Chapter 14:

Chapter 14: Blood on the Canvas

A moment with you


There’s a smell every underground ring shares: sweat, blood, and money that doesn’t care where it came from.

Tonight, it was thick enough to choke on.

The warehouse lights buzzed overhead like dying insects. The crowd pressed close around the cage, their voices merging into a single sound — hunger. Not for the fight. For the break. The crack. The moment someone stops moving.

Jin was at my shoulder, cigarette dangling from his lips like a sneer.

“You ready?”

“No,” I said. Because honesty doesn’t cost extra.

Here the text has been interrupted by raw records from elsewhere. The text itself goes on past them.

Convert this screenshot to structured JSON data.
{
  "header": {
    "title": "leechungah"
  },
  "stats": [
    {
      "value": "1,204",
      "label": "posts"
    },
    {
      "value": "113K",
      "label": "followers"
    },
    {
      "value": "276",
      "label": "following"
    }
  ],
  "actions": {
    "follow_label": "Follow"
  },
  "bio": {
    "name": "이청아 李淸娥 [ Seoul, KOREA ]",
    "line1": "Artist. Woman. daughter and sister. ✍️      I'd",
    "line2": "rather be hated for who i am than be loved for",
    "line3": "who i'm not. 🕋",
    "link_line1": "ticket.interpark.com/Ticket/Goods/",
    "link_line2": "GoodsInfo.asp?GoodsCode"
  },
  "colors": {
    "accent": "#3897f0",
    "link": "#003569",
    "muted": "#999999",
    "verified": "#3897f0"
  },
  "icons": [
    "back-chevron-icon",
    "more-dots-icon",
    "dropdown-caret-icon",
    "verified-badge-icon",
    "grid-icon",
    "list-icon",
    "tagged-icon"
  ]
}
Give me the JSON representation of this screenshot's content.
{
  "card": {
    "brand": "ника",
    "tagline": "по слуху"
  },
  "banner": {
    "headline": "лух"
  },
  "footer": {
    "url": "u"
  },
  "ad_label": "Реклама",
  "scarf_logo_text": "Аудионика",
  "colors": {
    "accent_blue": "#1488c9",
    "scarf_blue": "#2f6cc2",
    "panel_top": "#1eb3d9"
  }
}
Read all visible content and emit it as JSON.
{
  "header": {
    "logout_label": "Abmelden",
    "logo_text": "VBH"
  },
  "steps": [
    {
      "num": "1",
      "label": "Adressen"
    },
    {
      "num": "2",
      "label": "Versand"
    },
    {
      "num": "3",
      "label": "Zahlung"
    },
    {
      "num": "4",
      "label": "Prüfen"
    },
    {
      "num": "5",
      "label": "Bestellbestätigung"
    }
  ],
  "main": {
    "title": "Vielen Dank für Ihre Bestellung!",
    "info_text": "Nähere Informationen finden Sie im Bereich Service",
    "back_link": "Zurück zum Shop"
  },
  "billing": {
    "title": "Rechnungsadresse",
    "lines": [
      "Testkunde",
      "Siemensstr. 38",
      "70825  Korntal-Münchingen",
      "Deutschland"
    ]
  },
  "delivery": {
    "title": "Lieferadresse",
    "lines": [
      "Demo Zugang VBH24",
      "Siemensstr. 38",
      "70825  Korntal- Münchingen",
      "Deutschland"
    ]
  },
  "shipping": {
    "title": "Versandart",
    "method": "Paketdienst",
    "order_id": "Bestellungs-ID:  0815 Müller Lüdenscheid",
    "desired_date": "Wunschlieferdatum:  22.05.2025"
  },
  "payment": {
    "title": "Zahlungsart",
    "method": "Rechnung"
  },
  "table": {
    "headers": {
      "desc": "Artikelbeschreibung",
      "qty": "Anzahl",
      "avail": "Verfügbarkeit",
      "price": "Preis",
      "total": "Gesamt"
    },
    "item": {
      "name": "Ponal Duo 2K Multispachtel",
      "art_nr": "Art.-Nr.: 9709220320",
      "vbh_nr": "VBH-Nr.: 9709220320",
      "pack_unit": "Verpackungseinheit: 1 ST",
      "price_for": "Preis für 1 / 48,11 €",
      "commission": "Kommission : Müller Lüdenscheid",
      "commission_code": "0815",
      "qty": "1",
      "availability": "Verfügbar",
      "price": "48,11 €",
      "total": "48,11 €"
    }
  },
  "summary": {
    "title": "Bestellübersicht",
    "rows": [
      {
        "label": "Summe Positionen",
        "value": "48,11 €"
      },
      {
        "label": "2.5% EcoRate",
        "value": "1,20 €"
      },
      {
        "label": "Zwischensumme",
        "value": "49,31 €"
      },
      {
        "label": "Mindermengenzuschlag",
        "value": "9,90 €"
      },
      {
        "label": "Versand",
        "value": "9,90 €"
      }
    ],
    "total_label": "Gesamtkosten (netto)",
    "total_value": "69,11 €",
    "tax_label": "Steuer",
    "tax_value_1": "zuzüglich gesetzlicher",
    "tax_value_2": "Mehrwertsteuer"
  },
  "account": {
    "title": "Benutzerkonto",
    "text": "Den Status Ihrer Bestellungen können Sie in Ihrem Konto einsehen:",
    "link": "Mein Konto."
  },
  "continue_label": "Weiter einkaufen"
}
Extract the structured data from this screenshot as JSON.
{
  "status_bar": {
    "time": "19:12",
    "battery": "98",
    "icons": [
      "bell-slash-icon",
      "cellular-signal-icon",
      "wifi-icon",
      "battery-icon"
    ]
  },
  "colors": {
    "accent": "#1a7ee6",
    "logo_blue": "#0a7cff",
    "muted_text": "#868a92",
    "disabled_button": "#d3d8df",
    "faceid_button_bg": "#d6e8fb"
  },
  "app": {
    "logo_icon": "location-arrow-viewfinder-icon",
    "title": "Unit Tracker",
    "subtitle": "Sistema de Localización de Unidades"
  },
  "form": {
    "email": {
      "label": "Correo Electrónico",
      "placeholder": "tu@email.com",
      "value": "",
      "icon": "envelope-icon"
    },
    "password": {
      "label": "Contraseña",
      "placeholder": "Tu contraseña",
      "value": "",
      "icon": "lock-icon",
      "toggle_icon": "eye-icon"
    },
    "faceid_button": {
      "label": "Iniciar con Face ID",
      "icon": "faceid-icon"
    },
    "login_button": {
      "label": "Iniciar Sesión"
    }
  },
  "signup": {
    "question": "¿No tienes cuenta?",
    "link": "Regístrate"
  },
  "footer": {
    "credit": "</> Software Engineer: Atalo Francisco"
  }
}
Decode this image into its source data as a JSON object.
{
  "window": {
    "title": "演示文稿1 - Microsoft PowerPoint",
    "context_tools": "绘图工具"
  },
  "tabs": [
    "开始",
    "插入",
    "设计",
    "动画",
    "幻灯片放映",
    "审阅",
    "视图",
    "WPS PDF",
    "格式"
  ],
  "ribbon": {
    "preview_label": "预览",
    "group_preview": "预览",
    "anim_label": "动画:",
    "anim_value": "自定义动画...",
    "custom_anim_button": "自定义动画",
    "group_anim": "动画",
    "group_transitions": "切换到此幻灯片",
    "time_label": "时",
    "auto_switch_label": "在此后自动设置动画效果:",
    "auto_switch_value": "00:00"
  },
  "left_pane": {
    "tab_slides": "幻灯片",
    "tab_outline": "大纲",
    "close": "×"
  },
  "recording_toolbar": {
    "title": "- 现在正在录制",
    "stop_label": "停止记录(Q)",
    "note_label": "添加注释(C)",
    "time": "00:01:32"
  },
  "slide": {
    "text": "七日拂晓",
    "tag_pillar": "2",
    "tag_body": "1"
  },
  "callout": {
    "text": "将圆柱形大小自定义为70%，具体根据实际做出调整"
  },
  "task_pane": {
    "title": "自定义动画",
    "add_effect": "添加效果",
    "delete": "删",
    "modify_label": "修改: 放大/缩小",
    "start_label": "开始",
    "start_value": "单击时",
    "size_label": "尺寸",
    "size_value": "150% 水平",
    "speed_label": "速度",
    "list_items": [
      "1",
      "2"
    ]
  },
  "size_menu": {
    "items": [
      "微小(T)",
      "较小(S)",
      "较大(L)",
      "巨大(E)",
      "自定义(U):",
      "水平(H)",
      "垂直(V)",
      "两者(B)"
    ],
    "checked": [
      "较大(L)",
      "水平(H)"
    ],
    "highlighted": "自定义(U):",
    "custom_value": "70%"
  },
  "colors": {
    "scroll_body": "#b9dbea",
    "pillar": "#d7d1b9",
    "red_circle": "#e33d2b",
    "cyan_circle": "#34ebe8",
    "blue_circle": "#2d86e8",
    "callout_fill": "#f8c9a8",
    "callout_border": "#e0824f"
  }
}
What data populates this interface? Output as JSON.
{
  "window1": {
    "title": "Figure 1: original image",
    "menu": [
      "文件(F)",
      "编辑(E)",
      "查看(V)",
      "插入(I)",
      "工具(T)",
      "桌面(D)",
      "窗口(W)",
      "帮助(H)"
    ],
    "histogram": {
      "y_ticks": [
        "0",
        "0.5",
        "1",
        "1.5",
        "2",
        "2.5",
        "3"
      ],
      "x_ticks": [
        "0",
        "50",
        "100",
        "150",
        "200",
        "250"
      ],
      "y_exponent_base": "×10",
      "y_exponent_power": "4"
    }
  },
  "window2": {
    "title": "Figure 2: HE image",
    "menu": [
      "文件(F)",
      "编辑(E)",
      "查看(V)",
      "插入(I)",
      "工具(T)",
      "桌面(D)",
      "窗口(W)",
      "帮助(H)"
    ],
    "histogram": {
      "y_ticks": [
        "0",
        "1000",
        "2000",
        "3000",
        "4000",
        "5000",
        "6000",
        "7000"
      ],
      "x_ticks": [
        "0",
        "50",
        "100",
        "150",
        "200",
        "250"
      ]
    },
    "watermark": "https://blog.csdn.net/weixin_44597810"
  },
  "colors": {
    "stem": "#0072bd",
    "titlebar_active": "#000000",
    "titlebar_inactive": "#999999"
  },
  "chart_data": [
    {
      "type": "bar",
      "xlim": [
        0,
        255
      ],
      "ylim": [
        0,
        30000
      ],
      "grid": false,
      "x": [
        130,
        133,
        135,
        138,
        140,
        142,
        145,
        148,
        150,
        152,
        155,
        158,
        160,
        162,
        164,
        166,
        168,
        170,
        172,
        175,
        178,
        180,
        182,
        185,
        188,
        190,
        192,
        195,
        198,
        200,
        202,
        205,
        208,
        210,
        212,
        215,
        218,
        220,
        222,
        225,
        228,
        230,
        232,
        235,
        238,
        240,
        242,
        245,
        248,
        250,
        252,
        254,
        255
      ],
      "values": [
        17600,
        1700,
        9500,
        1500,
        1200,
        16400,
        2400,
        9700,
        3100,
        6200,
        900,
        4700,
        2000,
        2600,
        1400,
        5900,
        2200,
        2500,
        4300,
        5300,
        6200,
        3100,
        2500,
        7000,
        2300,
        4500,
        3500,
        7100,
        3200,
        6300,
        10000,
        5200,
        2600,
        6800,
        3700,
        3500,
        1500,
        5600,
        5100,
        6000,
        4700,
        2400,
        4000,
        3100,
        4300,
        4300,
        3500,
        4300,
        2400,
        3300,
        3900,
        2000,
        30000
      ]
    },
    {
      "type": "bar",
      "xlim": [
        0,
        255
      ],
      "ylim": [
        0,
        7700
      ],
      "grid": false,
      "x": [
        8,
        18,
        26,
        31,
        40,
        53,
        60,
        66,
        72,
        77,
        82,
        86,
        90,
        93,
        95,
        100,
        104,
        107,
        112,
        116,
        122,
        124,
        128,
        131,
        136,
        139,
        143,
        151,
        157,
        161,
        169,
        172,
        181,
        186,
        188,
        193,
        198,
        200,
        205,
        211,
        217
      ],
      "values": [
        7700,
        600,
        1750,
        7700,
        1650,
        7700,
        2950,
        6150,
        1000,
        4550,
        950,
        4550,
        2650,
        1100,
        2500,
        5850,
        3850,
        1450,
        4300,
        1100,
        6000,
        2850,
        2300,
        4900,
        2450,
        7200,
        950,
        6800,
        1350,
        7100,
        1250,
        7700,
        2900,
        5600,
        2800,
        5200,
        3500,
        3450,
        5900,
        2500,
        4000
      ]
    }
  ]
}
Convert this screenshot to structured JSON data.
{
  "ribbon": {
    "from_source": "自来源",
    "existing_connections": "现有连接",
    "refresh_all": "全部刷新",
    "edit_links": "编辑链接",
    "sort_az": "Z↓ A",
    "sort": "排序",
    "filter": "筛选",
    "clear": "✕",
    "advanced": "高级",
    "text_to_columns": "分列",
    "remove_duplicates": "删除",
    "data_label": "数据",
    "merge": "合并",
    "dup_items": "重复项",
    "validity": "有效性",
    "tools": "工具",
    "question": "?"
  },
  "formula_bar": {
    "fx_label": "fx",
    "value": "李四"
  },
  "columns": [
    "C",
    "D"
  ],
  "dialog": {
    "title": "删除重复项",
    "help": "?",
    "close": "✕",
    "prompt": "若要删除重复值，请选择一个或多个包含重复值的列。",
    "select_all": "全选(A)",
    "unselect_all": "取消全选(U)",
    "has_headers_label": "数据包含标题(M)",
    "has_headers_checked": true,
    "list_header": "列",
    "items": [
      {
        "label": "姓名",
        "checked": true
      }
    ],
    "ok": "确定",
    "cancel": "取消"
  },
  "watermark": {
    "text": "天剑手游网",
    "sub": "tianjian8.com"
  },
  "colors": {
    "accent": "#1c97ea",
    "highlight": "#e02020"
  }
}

He smirked like that was the answer he wanted anyway.

“Guy’s a monster, Kazuki. Undefeated. Likes to play with his food.”

“Great pep talk.”

“Don’t die.”

That was it. That was his coaching. Then he shoved me toward the cage like I was nothing but meat.

---

The Opponent

They called him Ranmaru.

Big. Bald. Tattooed arms like tree trunks. The kind of guy who probably thought subtlety was a kind of steak.

He grinned at me through the cage bars, teeth yellow under the lights.

“You’re smaller than I thought,” he said when I stepped in.

“People say that a lot,” I muttered.

The ref said something about rules. Which was funny, because this place didn’t have any.

Then the bell rang.

---

Round One: Teeth and Steel

He moved first. A freight train with fists. I ducked, but his punch still clipped my jaw, snapping my head sideways like a broken hinge.

Crowd roared. Blood sprayed. My vision stuttered.

Good. Pain means you’re still alive.

I came back with a shot to his ribs. Felt like punching concrete. He didn’t flinch. Just smiled wider, like he was enjoying the taste of me breaking.

He hit again. Body shot this time. Air left my lungs like a bad tenant.

I stumbled, spat blood. Thought of the napkin in my jacket pocket.

Grand piano. Ocean. Dessert.

Thought of her face under the city lights, laughing like the world wasn’t falling apart.

And I got up.

---

Flashfire Memory: The Ocean

Blue. I’d told her the ocean was blue, like someone smashed every shade together.

She’d laughed, said, “That sounds messy.”

And I’d said, “It is.”

Just like this.

Messy. Ugly. Real.

---

Round two was worse. He slammed me into the cage so hard my spine sang protest. My ribs cracked — I felt it, heard it, tasted it in the back of my throat.

He whispered, hot breath stinking of cigarettes and blood:

“Stay down, little man.”

I didn’t answer. Just drove my elbow into his face like I was signing my name in bone.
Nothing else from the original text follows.